The Key Chain Alarm:
I’m pretty sure my dad was thinking, “if she can’t grab her corkscrew, flashlight, fan, kazoo, whistle etc...she can grab her keys” (I think my purse now constitutes an arsenal) I actually was not surprised when I pulled out of my stocking a Key Chain Alarm, a blaring noise that far surpasses the annoying shrill of techno music...with this deafening sequence of beeps aint no one going to be able to break into my back seat.

Silly String:
My friend came over with a couple small gifts and as he held the last one out, a smile spread over his face, and he said, “This you will love.” I started to jump around in excitement as I unveiled the package, thrusting the can of silly string into everyone’s face so they could see my prize. And let me tell you...crack heads freak the fuck out over silly string! I recommend if one bothers you to start your spraying and then continue in a full circle around them so you can encompass them with your string, you can even yell “You’re a mummy now” and run away...you will have at least five minutes to run away, which gives you like a 20 min head start in crack head time (they get distracted easily)

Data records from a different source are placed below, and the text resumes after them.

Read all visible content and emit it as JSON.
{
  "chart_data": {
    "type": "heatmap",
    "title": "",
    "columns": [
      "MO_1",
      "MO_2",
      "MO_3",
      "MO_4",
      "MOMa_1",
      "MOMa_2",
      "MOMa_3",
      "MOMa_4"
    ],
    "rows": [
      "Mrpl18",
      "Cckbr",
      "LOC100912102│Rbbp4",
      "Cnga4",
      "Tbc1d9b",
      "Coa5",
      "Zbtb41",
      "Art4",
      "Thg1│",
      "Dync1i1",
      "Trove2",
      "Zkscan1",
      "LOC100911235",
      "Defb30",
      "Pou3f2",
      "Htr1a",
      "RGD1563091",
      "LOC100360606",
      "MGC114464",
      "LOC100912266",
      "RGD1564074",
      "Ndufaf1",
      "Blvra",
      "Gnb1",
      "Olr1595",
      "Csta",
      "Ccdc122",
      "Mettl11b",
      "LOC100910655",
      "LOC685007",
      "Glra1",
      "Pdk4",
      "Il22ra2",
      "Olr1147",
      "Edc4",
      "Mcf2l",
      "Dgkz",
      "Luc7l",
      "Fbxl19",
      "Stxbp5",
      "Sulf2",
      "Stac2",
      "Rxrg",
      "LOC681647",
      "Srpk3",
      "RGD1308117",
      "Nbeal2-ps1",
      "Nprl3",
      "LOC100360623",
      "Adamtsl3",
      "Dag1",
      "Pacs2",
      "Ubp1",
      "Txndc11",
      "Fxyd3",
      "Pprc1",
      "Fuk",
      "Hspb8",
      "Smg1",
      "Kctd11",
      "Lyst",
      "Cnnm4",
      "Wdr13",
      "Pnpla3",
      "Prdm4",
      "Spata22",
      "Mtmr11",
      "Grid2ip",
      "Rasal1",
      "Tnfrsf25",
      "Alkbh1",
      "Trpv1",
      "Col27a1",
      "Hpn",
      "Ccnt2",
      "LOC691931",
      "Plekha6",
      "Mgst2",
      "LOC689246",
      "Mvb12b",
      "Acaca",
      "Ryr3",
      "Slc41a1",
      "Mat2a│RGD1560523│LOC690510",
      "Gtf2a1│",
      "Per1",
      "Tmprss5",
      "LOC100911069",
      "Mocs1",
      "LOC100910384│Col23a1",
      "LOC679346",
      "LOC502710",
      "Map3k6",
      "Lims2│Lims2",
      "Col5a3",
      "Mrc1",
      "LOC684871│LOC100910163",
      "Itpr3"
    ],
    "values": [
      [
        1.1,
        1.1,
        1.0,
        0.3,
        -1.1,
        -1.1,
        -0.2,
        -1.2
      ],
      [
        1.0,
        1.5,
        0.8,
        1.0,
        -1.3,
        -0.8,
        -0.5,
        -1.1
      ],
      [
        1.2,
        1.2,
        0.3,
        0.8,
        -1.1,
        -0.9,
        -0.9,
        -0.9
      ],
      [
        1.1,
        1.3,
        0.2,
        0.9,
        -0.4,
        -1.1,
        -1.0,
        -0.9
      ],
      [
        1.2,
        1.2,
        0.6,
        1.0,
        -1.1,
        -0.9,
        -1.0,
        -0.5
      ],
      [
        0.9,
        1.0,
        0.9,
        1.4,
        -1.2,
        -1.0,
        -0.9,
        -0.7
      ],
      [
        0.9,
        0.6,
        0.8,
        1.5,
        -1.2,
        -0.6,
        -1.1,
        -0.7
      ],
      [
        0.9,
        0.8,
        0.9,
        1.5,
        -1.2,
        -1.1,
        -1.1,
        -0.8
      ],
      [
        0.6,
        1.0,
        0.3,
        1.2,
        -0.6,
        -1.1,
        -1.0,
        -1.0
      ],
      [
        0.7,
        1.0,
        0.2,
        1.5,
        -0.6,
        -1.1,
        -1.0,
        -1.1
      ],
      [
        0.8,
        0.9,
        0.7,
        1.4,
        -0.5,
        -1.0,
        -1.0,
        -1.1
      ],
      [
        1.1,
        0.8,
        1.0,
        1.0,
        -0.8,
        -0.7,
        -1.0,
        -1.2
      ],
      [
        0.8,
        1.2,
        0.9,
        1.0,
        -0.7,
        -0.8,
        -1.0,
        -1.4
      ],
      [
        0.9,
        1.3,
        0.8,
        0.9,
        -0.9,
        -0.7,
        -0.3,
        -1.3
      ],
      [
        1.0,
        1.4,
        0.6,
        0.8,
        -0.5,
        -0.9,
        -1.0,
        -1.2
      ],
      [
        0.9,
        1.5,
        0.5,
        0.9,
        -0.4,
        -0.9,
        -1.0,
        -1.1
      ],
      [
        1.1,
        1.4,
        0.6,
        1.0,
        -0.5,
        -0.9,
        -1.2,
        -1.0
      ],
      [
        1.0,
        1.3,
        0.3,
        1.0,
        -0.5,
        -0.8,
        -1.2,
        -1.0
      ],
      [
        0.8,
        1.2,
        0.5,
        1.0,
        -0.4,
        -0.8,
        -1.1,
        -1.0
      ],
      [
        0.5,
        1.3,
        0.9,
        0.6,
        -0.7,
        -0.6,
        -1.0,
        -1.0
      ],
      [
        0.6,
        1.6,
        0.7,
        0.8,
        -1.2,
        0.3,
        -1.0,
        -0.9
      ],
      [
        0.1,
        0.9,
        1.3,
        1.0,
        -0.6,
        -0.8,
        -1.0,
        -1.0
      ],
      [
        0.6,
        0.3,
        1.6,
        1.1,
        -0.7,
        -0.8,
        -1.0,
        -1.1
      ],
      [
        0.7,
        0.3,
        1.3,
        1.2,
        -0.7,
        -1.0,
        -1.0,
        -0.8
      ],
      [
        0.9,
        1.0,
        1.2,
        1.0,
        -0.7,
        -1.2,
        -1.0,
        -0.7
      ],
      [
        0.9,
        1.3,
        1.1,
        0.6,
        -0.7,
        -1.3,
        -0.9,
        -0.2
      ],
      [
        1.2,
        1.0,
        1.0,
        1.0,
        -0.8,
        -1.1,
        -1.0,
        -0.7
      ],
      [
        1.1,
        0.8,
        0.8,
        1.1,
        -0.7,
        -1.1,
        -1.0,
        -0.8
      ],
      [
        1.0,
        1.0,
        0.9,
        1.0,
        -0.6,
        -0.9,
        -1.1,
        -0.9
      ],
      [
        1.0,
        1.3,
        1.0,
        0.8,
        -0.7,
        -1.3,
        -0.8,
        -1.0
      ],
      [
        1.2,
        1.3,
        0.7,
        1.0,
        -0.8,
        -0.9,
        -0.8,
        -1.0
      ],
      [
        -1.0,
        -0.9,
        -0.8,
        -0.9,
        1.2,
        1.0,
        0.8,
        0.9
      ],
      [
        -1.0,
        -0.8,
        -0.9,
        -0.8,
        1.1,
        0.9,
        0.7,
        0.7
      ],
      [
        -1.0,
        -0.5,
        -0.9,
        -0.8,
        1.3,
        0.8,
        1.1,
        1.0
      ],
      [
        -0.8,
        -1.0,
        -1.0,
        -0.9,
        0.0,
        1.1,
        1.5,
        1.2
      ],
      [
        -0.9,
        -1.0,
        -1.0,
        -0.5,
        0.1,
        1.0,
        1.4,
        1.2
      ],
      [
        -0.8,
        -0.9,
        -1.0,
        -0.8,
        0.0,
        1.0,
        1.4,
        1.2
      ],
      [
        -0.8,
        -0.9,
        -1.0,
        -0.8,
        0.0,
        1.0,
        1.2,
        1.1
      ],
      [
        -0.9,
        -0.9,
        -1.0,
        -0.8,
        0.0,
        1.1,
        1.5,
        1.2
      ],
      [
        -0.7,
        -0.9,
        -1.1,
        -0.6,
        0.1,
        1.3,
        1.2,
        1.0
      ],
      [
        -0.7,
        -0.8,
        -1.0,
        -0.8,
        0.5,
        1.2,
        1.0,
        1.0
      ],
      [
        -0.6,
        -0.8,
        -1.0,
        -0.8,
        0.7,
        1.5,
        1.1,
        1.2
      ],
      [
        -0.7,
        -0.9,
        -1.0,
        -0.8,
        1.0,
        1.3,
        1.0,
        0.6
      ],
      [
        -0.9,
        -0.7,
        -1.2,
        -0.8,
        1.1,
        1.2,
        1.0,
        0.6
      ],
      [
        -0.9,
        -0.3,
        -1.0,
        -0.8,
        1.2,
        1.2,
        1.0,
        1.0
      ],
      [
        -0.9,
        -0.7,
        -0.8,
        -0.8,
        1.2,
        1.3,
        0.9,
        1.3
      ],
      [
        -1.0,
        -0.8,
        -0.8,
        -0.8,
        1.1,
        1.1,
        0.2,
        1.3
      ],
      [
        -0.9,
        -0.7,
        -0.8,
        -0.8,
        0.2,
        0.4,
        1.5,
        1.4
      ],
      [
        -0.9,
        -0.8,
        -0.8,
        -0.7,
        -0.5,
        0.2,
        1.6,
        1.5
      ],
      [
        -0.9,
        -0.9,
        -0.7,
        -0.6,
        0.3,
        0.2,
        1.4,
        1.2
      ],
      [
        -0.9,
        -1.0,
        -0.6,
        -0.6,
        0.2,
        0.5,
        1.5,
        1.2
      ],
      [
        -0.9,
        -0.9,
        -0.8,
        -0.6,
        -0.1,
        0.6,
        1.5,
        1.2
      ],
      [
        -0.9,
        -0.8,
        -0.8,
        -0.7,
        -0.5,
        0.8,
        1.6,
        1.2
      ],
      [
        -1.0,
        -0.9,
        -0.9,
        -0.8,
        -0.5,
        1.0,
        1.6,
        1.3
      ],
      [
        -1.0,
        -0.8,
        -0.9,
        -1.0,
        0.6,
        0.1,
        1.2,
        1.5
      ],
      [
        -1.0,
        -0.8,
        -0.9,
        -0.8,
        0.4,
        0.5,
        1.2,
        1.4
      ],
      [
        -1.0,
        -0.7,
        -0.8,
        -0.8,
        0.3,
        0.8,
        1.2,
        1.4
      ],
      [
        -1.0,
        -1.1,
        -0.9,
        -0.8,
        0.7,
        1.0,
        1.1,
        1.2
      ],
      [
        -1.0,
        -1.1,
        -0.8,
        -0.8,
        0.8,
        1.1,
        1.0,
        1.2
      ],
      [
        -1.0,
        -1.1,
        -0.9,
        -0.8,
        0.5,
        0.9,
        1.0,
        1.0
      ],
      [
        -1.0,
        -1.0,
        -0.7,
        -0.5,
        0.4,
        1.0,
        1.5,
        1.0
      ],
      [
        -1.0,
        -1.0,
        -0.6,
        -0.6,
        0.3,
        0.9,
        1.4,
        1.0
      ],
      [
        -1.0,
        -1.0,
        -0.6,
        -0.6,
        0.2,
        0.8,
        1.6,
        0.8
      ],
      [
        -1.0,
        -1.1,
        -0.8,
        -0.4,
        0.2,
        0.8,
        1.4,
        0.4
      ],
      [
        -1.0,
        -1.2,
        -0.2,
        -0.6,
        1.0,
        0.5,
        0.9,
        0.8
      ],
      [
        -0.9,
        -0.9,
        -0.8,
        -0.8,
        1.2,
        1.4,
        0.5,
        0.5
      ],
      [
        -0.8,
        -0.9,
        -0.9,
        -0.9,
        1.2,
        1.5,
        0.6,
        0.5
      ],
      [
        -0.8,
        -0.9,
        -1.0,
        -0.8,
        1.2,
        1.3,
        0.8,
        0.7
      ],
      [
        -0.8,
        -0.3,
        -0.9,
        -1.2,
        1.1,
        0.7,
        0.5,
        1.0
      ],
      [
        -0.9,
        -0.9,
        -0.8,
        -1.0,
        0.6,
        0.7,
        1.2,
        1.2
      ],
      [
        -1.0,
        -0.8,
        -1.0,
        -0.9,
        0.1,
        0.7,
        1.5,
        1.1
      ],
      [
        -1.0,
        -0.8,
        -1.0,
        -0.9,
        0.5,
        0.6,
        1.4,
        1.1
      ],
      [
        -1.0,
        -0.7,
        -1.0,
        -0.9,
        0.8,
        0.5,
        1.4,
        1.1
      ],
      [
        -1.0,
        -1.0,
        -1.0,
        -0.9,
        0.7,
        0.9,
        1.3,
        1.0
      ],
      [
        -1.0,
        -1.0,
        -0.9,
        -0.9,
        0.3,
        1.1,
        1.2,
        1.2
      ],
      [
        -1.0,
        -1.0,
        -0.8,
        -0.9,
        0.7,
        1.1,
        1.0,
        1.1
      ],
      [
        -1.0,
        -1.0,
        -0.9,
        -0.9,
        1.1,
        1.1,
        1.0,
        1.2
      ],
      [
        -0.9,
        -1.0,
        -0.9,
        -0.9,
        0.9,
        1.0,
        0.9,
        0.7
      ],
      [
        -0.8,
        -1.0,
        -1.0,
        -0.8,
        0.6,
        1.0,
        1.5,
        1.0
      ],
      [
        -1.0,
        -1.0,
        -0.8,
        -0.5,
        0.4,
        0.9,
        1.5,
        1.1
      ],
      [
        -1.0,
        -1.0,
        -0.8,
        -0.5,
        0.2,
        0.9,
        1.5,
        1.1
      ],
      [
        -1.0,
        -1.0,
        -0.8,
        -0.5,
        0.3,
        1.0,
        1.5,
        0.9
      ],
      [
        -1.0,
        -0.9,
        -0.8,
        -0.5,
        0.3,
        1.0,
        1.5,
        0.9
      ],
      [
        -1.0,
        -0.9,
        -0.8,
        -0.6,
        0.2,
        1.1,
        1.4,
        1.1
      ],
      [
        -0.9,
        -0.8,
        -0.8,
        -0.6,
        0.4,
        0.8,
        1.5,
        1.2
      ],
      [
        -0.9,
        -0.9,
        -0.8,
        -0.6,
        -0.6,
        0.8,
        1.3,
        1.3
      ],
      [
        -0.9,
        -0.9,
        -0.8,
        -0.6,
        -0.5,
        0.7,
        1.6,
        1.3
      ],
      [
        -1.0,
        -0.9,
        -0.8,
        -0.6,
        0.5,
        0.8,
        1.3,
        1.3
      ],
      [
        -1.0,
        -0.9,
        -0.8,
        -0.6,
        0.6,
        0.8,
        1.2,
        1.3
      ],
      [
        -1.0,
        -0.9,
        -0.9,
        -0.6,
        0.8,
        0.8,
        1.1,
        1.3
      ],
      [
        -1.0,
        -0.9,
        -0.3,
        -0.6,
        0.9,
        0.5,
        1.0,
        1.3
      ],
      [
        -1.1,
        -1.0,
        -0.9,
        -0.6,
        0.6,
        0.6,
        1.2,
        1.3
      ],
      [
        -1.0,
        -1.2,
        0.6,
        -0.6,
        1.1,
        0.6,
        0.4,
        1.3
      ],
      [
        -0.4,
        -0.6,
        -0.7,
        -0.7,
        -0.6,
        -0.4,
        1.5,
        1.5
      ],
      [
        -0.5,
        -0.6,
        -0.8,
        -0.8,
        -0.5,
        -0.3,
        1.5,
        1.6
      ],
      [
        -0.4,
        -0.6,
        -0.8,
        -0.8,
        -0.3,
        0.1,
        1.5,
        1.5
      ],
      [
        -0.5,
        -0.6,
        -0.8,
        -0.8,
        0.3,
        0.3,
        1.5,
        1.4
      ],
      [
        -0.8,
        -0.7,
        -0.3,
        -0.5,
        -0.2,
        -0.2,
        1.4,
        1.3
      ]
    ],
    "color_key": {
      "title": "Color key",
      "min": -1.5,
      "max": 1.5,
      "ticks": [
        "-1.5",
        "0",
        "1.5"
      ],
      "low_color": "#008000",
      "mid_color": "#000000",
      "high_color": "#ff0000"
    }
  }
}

Other weapons that I find work quite well are nail files and the whistle I use for getting cabs...

I was really impressed by the old lady walking around with a wrench in her hand...and I thought I was a bad ass.

Worse comes to worse you can throw some white tic-tacs on the sidewalk and go “fuck I dropped my rocks.” No one will pay any attention to you after that, and the whole block’s breath will smell good...twofer.

Do what you have to do keep safe, the family does not need another loss, we have suffered enough.

Remember the significance of loud noises and telling people that you love them.

Simply Remember.

I was given the New Year’s Eve ticket of my friend who passed...I went in his place. It was the hardest show that I have ever gone to, I cried for most of it...I had to leave before the encore, my knees began to give out.

I was told they encored with “Terrapin Station.”

I replied, “I got my inspiration.”


DANCE MOVE OF THE WEEK:

THE SPRINKLER

Why I did not do this one sooner, I have no idea, but a classic is a classic.

Start by taking your left hand and bringing it to the back of your head keeping your elbow out. Extend your right hand out straight ahead and start to slowly pump in around in a half moon shape, now bring it back with faster pumps, and repeat this succession...until you got a good soak on.